Tribunal Administratif de la Polynésie française — Décision N° TA103-2200287

mardi 5 juillet 2022

JuridictionTribunal Administratif de la Polynésie française
SectionTribunal Administratif de la Polynésie française
N° DossierTA103-2200287
TypeOrdonnance
RecoursPlein contentieux
PublicationC
Avocat requérantEFTIMIE-SPITZ

Texte intégral

Vu la procédure suivante :

Par une requête enregistrée le 4 juillet 2022, M. A B, représenté par Me Eftimie-Spitz, demande au juge des référés :

1°) de déclarer nulle et non avenue l'ordonnance n°2200274 rendue le 1er juillet 2022 ;

2°) de rectifier, sur le fondement de l'article R.833-1 du code de justice administrative, l'ordonnance n°2200274 rendue le 1er juillet 2022 ;

3°) d'ordonner, sur le fondement des dispositions de l'article L. 521-1 du code de justice administrative, la suspension de l'exécution de la décision du président de la Polynésie française du 6 mai 2022 refusant de " donner une suite favorable " à sa " demande de renouvellement de détachement en qualité de directeur adjoint au Centre des métiers de la mer de Polynésie française ". ;

4°) d'enjoindre à la Polynésie française de l'affecter au centre des

métiers de la mer de Polynésie française à compter du 18 novembre 2021,

pour exercer les fonctions de directeur adjoint ;

5°) d'enjoindre à la Polynésie française de le rémunérer à hauteur de 4 410,64 euros nets par mois à compter du 18 novembre 2021, sous astreinte de 10 000 F CFP par jour de retard ;

6°) de mettre à la charge de la Polynésie française une somme de 150 000 CFP au titre de l'article L. 761-1 du code de justice administrative.

Il soutient que :

- le juge des référés, dans son ordonnance n°2200274, a dénaturé ses demandes et n'a pas statué sur la demande de suspendre l'exécution de la décision du 6 mai 2022 en tant qu'elle porte refus de l'affecter et de le rémunérer en exécution de la décision de détachement prise le 9 mars 2022 ;

- la condition d'urgence est satisfaite dès lors qu'il est privé de rémunération depuis le 18 novembre 2021, qu'il ne peut pas faire face aux emprunts en cours et qu'il est à la charge de ses parents ;

- la décision attaquée est une décision d'abrogation de la décision créatrice de droit du 4 juin 2021 par laquelle il a sollicité le renouvellement de son détachement ; elle est insuffisamment motivée en droit ;

- la décision du 4 juin 2021 ne pouvait être retirée qu'avant le 4 octobre 2021 ;

- le président de la Polynésie française ne pouvait refuser de tirer les conséquences de la décision de détachement du 9 mars 2022 ; la décision méconnaît l'article 3 de la délibération n°98-145 APF du 10 septembre 1998.

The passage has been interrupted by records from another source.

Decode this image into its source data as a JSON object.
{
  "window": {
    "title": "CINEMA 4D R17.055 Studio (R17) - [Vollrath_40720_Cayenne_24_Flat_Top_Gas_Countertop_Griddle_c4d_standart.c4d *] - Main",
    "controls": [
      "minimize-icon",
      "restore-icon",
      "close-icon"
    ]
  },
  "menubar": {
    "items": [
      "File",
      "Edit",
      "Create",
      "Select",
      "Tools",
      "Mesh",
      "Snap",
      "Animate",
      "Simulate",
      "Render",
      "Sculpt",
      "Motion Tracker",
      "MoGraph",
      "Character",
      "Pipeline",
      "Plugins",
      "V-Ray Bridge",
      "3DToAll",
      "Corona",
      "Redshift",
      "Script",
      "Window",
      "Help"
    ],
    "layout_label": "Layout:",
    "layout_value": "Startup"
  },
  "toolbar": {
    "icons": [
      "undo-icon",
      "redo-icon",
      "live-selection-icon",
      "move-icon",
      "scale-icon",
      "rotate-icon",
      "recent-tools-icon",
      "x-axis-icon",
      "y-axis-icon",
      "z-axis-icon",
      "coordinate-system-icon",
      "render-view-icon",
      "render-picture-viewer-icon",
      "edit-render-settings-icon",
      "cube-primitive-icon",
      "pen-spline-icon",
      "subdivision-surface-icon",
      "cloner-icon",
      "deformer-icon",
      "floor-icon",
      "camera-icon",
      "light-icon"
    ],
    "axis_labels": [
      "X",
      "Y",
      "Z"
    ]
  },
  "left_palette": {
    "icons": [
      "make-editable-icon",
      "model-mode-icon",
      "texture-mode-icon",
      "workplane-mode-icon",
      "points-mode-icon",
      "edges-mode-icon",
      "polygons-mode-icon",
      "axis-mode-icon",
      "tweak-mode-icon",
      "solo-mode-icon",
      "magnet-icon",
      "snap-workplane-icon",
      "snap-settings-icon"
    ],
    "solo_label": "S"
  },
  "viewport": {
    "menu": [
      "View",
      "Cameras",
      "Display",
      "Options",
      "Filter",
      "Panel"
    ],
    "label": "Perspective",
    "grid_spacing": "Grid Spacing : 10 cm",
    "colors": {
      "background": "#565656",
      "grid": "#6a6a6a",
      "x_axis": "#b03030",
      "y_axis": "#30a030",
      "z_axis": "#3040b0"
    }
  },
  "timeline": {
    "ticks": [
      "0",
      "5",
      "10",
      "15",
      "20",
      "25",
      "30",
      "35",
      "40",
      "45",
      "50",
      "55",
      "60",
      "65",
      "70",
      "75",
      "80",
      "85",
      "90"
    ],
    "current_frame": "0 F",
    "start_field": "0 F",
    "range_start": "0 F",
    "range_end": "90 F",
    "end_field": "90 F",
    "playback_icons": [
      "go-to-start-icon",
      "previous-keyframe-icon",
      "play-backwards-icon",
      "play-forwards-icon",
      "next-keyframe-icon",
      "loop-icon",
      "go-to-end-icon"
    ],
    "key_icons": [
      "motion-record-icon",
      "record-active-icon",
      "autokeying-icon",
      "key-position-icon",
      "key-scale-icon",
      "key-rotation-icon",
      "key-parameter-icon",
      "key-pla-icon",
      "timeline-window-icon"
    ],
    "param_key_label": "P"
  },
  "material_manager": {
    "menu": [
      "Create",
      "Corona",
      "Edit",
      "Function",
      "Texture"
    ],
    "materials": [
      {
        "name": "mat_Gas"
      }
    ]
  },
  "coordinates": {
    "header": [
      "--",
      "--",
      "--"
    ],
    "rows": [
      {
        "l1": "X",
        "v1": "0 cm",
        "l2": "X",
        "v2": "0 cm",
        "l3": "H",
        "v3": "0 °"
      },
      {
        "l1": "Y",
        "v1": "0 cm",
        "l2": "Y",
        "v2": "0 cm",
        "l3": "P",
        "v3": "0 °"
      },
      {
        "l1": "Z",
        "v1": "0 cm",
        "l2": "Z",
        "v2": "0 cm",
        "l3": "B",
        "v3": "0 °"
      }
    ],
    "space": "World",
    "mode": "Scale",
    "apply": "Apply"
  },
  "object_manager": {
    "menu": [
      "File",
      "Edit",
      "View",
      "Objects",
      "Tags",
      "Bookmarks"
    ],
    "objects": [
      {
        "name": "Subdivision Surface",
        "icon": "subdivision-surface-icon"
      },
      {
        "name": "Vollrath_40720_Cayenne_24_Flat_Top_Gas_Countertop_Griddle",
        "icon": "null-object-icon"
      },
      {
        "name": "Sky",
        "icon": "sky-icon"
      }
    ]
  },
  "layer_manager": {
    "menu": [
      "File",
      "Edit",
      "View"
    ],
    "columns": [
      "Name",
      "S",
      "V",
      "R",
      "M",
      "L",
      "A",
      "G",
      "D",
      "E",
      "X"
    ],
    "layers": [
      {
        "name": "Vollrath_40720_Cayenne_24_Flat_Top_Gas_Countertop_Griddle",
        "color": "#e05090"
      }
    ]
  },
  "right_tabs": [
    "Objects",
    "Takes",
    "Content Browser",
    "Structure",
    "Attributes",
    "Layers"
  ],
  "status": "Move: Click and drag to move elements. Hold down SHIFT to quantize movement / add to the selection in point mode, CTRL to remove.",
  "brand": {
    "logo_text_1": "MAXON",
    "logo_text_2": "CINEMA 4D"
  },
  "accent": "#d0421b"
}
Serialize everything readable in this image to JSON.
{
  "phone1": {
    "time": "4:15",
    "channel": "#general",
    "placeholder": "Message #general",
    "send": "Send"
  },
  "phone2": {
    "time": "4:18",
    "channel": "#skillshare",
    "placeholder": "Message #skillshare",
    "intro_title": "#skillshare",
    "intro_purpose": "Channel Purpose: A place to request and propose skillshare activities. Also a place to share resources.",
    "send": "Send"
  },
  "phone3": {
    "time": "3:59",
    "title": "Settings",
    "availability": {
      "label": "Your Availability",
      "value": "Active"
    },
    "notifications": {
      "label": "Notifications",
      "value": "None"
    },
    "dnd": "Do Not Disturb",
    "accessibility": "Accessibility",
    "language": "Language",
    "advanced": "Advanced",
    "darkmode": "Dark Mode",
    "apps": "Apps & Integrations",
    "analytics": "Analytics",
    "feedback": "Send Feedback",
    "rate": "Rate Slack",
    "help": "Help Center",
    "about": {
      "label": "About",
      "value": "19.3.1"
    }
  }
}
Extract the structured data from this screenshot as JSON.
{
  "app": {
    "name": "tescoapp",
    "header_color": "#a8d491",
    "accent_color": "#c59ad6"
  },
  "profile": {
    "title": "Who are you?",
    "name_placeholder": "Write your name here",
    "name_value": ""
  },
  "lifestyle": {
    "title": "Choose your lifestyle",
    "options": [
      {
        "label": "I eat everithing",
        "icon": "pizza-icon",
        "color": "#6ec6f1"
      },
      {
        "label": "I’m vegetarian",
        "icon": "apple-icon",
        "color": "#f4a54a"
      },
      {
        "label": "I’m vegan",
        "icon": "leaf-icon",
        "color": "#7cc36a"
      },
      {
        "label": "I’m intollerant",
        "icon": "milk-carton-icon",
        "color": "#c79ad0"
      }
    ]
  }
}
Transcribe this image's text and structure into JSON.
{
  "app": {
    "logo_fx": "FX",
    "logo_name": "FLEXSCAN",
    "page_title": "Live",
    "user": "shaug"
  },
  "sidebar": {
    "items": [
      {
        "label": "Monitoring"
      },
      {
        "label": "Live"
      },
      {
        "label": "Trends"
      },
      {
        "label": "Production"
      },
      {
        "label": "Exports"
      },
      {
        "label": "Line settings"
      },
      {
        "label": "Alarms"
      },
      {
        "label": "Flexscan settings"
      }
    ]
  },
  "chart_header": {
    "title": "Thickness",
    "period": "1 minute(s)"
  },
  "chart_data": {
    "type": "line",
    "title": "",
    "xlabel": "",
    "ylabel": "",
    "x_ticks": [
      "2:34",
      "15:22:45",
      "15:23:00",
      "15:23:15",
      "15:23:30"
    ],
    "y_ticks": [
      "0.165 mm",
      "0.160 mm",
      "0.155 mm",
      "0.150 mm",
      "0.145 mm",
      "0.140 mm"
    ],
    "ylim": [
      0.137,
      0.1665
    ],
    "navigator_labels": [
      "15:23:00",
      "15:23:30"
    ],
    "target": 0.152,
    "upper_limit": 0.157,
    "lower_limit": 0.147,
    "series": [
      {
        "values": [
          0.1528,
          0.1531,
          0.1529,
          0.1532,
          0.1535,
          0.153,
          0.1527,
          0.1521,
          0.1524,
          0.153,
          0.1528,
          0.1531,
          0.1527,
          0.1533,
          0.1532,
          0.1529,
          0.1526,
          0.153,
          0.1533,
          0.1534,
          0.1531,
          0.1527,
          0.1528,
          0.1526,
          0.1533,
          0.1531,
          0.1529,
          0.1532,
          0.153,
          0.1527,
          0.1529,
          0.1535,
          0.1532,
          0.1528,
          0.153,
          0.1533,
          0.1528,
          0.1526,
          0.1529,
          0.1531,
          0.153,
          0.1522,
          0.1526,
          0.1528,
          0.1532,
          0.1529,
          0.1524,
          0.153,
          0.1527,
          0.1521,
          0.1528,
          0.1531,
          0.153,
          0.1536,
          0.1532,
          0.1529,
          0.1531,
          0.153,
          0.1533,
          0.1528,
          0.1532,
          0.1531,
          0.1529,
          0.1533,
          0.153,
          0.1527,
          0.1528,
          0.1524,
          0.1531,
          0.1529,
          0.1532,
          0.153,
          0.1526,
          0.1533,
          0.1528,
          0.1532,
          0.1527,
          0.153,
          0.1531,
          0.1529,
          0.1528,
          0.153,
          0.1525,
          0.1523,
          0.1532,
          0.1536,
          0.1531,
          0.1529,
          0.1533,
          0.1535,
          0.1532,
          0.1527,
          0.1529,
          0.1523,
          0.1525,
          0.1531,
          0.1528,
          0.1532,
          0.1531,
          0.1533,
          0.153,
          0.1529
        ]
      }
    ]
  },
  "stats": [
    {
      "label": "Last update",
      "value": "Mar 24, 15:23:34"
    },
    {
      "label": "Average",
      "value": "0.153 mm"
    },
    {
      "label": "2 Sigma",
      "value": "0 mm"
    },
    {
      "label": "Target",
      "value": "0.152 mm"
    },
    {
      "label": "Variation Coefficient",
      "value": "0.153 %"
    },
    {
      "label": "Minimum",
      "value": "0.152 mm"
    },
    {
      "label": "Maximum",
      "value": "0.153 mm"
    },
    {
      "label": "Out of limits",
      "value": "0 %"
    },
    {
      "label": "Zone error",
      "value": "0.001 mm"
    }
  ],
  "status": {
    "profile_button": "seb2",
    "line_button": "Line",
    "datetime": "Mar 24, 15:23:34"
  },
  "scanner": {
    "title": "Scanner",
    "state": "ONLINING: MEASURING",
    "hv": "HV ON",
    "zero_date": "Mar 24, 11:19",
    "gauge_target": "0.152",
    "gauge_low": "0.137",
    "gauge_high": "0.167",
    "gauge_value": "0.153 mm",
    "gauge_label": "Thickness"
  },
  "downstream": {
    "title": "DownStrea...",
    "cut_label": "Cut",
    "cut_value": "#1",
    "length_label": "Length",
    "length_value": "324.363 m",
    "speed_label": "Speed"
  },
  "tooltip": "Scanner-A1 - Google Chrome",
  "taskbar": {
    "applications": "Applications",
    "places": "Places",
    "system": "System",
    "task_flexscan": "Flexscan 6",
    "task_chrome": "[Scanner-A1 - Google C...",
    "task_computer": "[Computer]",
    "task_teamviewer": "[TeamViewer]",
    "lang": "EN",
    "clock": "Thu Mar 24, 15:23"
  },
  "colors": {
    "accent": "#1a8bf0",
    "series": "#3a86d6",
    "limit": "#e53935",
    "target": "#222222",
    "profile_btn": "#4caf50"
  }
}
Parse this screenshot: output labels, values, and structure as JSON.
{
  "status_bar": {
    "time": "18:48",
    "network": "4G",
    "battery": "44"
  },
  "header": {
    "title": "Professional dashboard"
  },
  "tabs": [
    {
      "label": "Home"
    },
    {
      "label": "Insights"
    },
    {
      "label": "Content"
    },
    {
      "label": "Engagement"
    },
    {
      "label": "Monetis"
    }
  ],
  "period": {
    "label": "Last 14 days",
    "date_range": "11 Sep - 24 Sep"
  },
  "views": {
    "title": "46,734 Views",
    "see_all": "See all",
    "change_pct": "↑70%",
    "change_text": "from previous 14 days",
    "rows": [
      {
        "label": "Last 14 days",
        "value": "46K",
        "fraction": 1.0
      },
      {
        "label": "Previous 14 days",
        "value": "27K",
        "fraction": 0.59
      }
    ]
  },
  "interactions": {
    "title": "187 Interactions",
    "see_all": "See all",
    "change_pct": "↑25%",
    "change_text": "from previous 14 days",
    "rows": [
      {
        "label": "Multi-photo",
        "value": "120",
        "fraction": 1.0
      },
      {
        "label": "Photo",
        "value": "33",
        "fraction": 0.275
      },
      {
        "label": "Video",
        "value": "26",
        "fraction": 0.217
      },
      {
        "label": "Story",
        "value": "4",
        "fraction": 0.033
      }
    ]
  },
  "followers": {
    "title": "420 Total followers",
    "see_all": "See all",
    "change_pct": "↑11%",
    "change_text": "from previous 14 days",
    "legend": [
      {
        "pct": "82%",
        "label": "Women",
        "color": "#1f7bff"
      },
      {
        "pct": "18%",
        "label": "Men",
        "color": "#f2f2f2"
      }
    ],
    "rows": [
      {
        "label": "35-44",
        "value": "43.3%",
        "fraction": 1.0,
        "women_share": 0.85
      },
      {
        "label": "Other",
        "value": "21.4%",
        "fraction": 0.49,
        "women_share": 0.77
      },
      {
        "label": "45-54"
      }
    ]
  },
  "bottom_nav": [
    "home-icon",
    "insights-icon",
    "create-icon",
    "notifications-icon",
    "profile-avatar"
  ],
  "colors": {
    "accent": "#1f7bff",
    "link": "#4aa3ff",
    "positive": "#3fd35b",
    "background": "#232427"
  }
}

Vu l'ordonnance n°2200274 rendue le 1er juillet 2022.

Vu les pièces du dossier.

Vu :

- la loi organique n° 2004-192 du 27 février 2004 ;

- le code de justice administrative.

Le président du Tribunal a désigné Mme C de Saint-Germain, première conseillère, pour signer les ordonnances visées à l'article L.522-3 du code de justice administrative.

Considérant ce qui suit :

Sur les conclusions tendant à déclarer nulle et non avenue l'ordonnance du 1er juillet 2022 :

1. Il ne relève pas de l'office du juge des référés, saisi en premier ressort, de déclarer nulle une ordonnance rendue sur le fondement de l'article L.522-3 du code de justice administrative. De telles conclusions ne peuvent, par suite, qu'être rejetées.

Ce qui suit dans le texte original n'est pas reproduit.